Dans un peu plus d’une heure, Robert Kyagulanyi Ssentamu, candidat à l’élection présidenti­elle ougandaise, cochera son propre nom sur le bulletin de vote. Pour l’heure, il se trouve dans son salon, à genoux, les mains jointes, les yeux fermés. Son révérend et sa femme l’entourent. Deux technicien­s, venus réparer les caméras de sécurité de la villa, se joignent à eux. Tous sont prostrés autour de la table basse en verre, face à la télévision éteinte, et Kyagulanyi Ssentamu prie plus fort encore que les autres, comme si Dieu était la dernière chose qui lui restait. Ce n’est pas complèteme­nt faux: la plupart de ses collaborat­eurs sont en prison –une centaine de personnes en tout. Ses enfants sont partis loin du pays, au cas où les choses devaient mal tourner. Internet est coupé depuis la veille. Les téléphones fonctionne­nt par intermitte­nce. Il est presque 9h, ce 14 janvier 2021. Le vote a officielle­ment démarré depuis deux heures, et Kyagulanyi fait ce qu’il peut pour collecter des bribes d’informatio­ns. Les nouvelles qui lui parviennen­t au compte-gouttes ne sont guère réjouissan­tes. Des militaires, aux ordres du pouvoir en place, ont arrêté ses agents de surveillan­ce chargés de veiller à l’intégrité de l’élection dans une dizaine des 135 districts du pays. Dans 22 autres, apprend-il, “ils sont en fuite comme des criminels”. La presse l’attend de l’autre côté de la porte, dans le jardin de sa villa. Il s’avance vers les journalist­es, le visage creusé par les cernes et marqué par la peur. “La journée va être un long voyage, proclame-t-il. J’ai personnell­ement le coeur lourd, mais je fais ça pour les Ougandais.” Ensuite, il prend son épouse par la main et monte dans sa Mercedes ML350 noire. Kyagulanyi s’installe au volant: ses différents chauffeurs sont eux aussi portés disparus.
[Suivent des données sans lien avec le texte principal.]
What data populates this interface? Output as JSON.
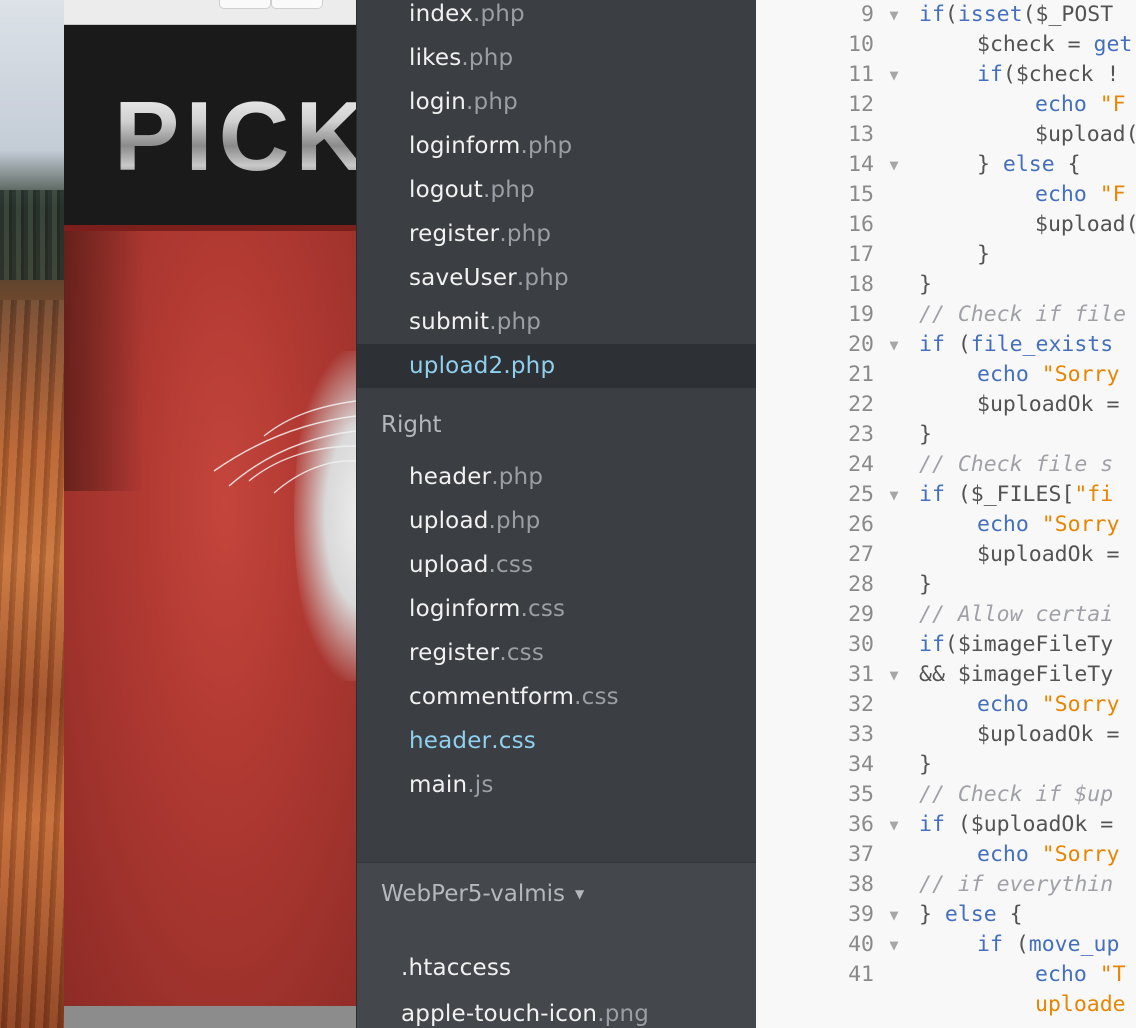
{
  "browser": {
    "site_logo": "PICK"
  },
  "sidebar": {
    "left_files": [
      {
        "name": "index",
        "ext": ".php",
        "state": "normal"
      },
      {
        "name": "likes",
        "ext": ".php",
        "state": "normal"
      },
      {
        "name": "login",
        "ext": ".php",
        "state": "normal"
      },
      {
        "name": "loginform",
        "ext": ".php",
        "state": "normal"
      },
      {
        "name": "logout",
        "ext": ".php",
        "state": "normal"
      },
      {
        "name": "register",
        "ext": ".php",
        "state": "normal"
      },
      {
        "name": "saveUser",
        "ext": ".php",
        "state": "normal"
      },
      {
        "name": "submit",
        "ext": ".php",
        "state": "normal"
      },
      {
        "name": "upload2",
        "ext": ".php",
        "state": "selected"
      }
    ],
    "right_group_title": "Right",
    "right_files": [
      {
        "name": "header",
        "ext": ".php",
        "state": "normal"
      },
      {
        "name": "upload",
        "ext": ".php",
        "state": "normal"
      },
      {
        "name": "upload",
        "ext": ".css",
        "state": "normal"
      },
      {
        "name": "loginform",
        "ext": ".css",
        "state": "normal"
      },
      {
        "name": "register",
        "ext": ".css",
        "state": "normal"
      },
      {
        "name": "commentform",
        "ext": ".css",
        "state": "normal"
      },
      {
        "name": "header",
        "ext": ".css",
        "state": "modified"
      },
      {
        "name": "main",
        "ext": ".js",
        "state": "normal"
      }
    ],
    "project": {
      "title": "WebPer5-valmis",
      "caret_icon": "triangle-down-icon",
      "files": [
        {
          "name": ".htaccess",
          "ext": ""
        },
        {
          "name": "apple-touch-icon",
          "ext": ".png"
        }
      ]
    }
  },
  "editor": {
    "lines": [
      {
        "n": "9",
        "fold": true,
        "indent": 0,
        "tokens": [
          [
            "kw",
            "if"
          ],
          [
            "plain",
            "("
          ],
          [
            "fn",
            "isset"
          ],
          [
            "plain",
            "($_POST"
          ]
        ]
      },
      {
        "n": "10",
        "fold": false,
        "indent": 1,
        "tokens": [
          [
            "var",
            "$check"
          ],
          [
            "plain",
            " = "
          ],
          [
            "fn",
            "get"
          ]
        ]
      },
      {
        "n": "11",
        "fold": true,
        "indent": 1,
        "tokens": [
          [
            "kw",
            "if"
          ],
          [
            "plain",
            "($check !"
          ]
        ]
      },
      {
        "n": "12",
        "fold": false,
        "indent": 2,
        "tokens": [
          [
            "kw",
            "echo"
          ],
          [
            "plain",
            " "
          ],
          [
            "str",
            "\"F"
          ]
        ]
      },
      {
        "n": "13",
        "fold": false,
        "indent": 2,
        "tokens": [
          [
            "var",
            "$upload("
          ]
        ]
      },
      {
        "n": "14",
        "fold": true,
        "indent": 1,
        "tokens": [
          [
            "plain",
            "} "
          ],
          [
            "kw",
            "else"
          ],
          [
            "plain",
            " {"
          ]
        ]
      },
      {
        "n": "15",
        "fold": false,
        "indent": 2,
        "tokens": [
          [
            "kw",
            "echo"
          ],
          [
            "plain",
            " "
          ],
          [
            "str",
            "\"F"
          ]
        ]
      },
      {
        "n": "16",
        "fold": false,
        "indent": 2,
        "tokens": [
          [
            "var",
            "$upload("
          ]
        ]
      },
      {
        "n": "17",
        "fold": false,
        "indent": 1,
        "tokens": [
          [
            "plain",
            "}"
          ]
        ]
      },
      {
        "n": "18",
        "fold": false,
        "indent": 0,
        "tokens": [
          [
            "plain",
            "}"
          ]
        ]
      },
      {
        "n": "19",
        "fold": false,
        "indent": 0,
        "tokens": [
          [
            "com",
            "// Check if file"
          ]
        ]
      },
      {
        "n": "20",
        "fold": true,
        "indent": 0,
        "tokens": [
          [
            "kw",
            "if"
          ],
          [
            "plain",
            " ("
          ],
          [
            "fn",
            "file_exists"
          ]
        ]
      },
      {
        "n": "21",
        "fold": false,
        "indent": 1,
        "tokens": [
          [
            "kw",
            "echo"
          ],
          [
            "plain",
            " "
          ],
          [
            "str",
            "\"Sorry"
          ]
        ]
      },
      {
        "n": "22",
        "fold": false,
        "indent": 1,
        "tokens": [
          [
            "var",
            "$uploadOk"
          ],
          [
            "plain",
            " ="
          ]
        ]
      },
      {
        "n": "23",
        "fold": false,
        "indent": 0,
        "tokens": [
          [
            "plain",
            "}"
          ]
        ]
      },
      {
        "n": "24",
        "fold": false,
        "indent": 0,
        "tokens": [
          [
            "com",
            "// Check file s"
          ]
        ]
      },
      {
        "n": "25",
        "fold": true,
        "indent": 0,
        "tokens": [
          [
            "kw",
            "if"
          ],
          [
            "plain",
            " ($_FILES["
          ],
          [
            "str",
            "\"fi"
          ]
        ]
      },
      {
        "n": "26",
        "fold": false,
        "indent": 1,
        "tokens": [
          [
            "kw",
            "echo"
          ],
          [
            "plain",
            " "
          ],
          [
            "str",
            "\"Sorry"
          ]
        ]
      },
      {
        "n": "27",
        "fold": false,
        "indent": 1,
        "tokens": [
          [
            "var",
            "$uploadOk"
          ],
          [
            "plain",
            " ="
          ]
        ]
      },
      {
        "n": "28",
        "fold": false,
        "indent": 0,
        "tokens": [
          [
            "plain",
            "}"
          ]
        ]
      },
      {
        "n": "29",
        "fold": false,
        "indent": 0,
        "tokens": [
          [
            "com",
            "// Allow certai"
          ]
        ]
      },
      {
        "n": "30",
        "fold": false,
        "indent": 0,
        "tokens": [
          [
            "kw",
            "if"
          ],
          [
            "plain",
            "($imageFileTy"
          ]
        ]
      },
      {
        "n": "31",
        "fold": true,
        "indent": 0,
        "tokens": [
          [
            "plain",
            "&& $imageFileTy"
          ]
        ]
      },
      {
        "n": "32",
        "fold": false,
        "indent": 1,
        "tokens": [
          [
            "kw",
            "echo"
          ],
          [
            "plain",
            " "
          ],
          [
            "str",
            "\"Sorry"
          ]
        ]
      },
      {
        "n": "33",
        "fold": false,
        "indent": 1,
        "tokens": [
          [
            "var",
            "$uploadOk"
          ],
          [
            "plain",
            " ="
          ]
        ]
      },
      {
        "n": "34",
        "fold": false,
        "indent": 0,
        "tokens": [
          [
            "plain",
            "}"
          ]
        ]
      },
      {
        "n": "35",
        "fold": false,
        "indent": 0,
        "tokens": [
          [
            "com",
            "// Check if $up"
          ]
        ]
      },
      {
        "n": "36",
        "fold": true,
        "indent": 0,
        "tokens": [
          [
            "kw",
            "if"
          ],
          [
            "plain",
            " ($uploadOk ="
          ]
        ]
      },
      {
        "n": "37",
        "fold": false,
        "indent": 1,
        "tokens": [
          [
            "kw",
            "echo"
          ],
          [
            "plain",
            " "
          ],
          [
            "str",
            "\"Sorry"
          ]
        ]
      },
      {
        "n": "38",
        "fold": false,
        "indent": 0,
        "tokens": [
          [
            "com",
            "// if everythin"
          ]
        ]
      },
      {
        "n": "39",
        "fold": true,
        "indent": 0,
        "tokens": [
          [
            "plain",
            "} "
          ],
          [
            "kw",
            "else"
          ],
          [
            "plain",
            " {"
          ]
        ]
      },
      {
        "n": "40",
        "fold": true,
        "indent": 1,
        "tokens": [
          [
            "kw",
            "if"
          ],
          [
            "plain",
            " ("
          ],
          [
            "fn",
            "move_up"
          ]
        ]
      },
      {
        "n": "41",
        "fold": false,
        "indent": 2,
        "tokens": [
          [
            "kw",
            "echo"
          ],
          [
            "plain",
            " "
          ],
          [
            "str",
            "\"T"
          ]
        ]
      },
      {
        "n": "",
        "fold": false,
        "indent": 2,
        "tokens": [
          [
            "str",
            "uploade"
          ]
        ]
      }
    ],
    "fold_glyph": "▼"
  }
}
C’est la première fois que Kyagulanyi Ssentamu, 38 ans, est candidat à l’élection présidenti­elle de son pays. Son programme peut se résumer au mot d’ordre qu’il martèle depuis des mois: “Chasser le dictateur.” Autrement dit chasser Yoweri Museveni, le président du pays. Arrivé au pouvoir par les armes en 1986, réélu sans discontinu­er depuis, Museveni, 76 ans, est en ce début d’année en lice pour un sixième mandat consécutif. Avant Kyagulanyi, un autre homme s’était déjà persuadé qu’il serait celui qui parviendra­it à “libérer l’ouganda”. Lors de quatre élections présidenti­elles d’affilée, Kizza Besigye, ancien docteur personnel de Museveni, s’est présenté contre lui. À sa première tentative, en 2001, il avait été forcé à l’exil en Afrique du Sud quelques mois après les résultats. En 2006, il avait été accusé de viol et de haute trahison. En 2011, il avait manqué de perdre la vue après avoir été gazé à bout portant par un policier. En 2016, il avait été placé en “détention préventive” par le régime pendant 40 jours, au moment où la campagne battait son plein. Cette année, il a préféré jeter l’éponge et s’effacer derrière Kyagulanyi, plus jeune, plus frais, mieux placé. À 64 ans, Besigye sait que son heure ne viendra plus. Cela semble le soulager plus qu’autre chose. “Bien sûr, j’ai eu plusieurs impression­s de déjàvu pendant cette campagne, confie-t-il, quelques jours avant le scrutin, à propos des mésaventur­es de Kyagulanyi. Mais il s’est aussi passé des choses que même moi, je n’avais jamais vécues. Les candidats ont dû mettre un casque et un gilet pare-balles pour leurs meetings. Honnêtemen­t, la violence et la terreur qu’ils ont affrontées sont sans précédent dans notre pays.”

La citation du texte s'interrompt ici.